Puis tout reprend brutalement dans le quotidien solitaire du Dr Morgan. Les jours passent lentement, les nuits sont agitées par les vampires qui frappent sur ses murs, et ainsi de suite. Il ne semble y avoir aucune issue, et le métrage se fait le témoin de la langueur du personnage principale. Épousant un rythme lent, duquel se dégage une forme de désespoir.


La grande richesse de ‘’The last Man on Earth’’ réside dans sa manière de présenter la pandémie. L’arc narratif principal, qui se déroule en 1968, suit donc le quotidien de Morgan, mais grâce à sa structure en flashback, il permet d’accumuler des séquences qui mises bout à bout montrent toutes les facettes de la catastrophe.

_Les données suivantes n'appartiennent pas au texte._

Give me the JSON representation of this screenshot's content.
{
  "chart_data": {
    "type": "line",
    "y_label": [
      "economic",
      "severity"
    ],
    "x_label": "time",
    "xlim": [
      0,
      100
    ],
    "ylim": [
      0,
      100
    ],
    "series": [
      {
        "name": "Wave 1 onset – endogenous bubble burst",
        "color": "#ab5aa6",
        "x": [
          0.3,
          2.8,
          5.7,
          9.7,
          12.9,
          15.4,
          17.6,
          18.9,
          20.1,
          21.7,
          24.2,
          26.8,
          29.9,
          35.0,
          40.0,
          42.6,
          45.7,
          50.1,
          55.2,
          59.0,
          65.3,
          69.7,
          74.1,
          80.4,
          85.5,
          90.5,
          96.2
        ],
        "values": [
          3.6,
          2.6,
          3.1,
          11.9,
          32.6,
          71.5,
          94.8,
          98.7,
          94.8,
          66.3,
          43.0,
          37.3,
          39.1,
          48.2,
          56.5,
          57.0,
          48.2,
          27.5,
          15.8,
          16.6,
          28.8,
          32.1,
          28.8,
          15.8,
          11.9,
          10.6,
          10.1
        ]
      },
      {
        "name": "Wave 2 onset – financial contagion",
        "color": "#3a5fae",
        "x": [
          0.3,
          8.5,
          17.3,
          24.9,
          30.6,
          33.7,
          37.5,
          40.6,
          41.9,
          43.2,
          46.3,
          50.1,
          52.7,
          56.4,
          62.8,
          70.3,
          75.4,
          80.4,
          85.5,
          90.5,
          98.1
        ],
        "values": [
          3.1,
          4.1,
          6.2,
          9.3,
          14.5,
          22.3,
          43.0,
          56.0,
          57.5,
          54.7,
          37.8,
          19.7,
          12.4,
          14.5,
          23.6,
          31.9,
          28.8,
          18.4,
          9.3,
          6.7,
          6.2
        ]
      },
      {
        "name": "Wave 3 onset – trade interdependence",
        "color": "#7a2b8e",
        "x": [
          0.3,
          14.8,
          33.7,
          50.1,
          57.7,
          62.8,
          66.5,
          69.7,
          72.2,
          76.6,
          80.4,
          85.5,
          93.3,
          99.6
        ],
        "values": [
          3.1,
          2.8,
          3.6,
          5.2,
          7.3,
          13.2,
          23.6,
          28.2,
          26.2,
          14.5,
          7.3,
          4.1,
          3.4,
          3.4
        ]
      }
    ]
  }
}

Tout commence par une mauvaise grippe qui traine, c’est en petit dans les journaux. Puis ça devient les gros titres. Mais il est déjà trop tard, et la communauté scientifique est complétement dépassée par la rapide propagation du virus. Les personnels de santé saturent, commencent à devenir eux-mêmes victimes du mal qu’ils aident à soigner,


Les institutions faillent, et pour gérer la crise, une fois de plus, c’est l’armée qui est appelée en renfort. La loi martiale est décrétée, des mesures drastiques sont prises, desquelles sont exclues tout sentimentalisme, effaçant peu à peu le reste d’humanité de ces soldats tous semblables, les visages confinés derrière les masques à gaz. En uniformes, avec leurs mitraillettes, patrouillant dans les rues où s’entassent les cadavres.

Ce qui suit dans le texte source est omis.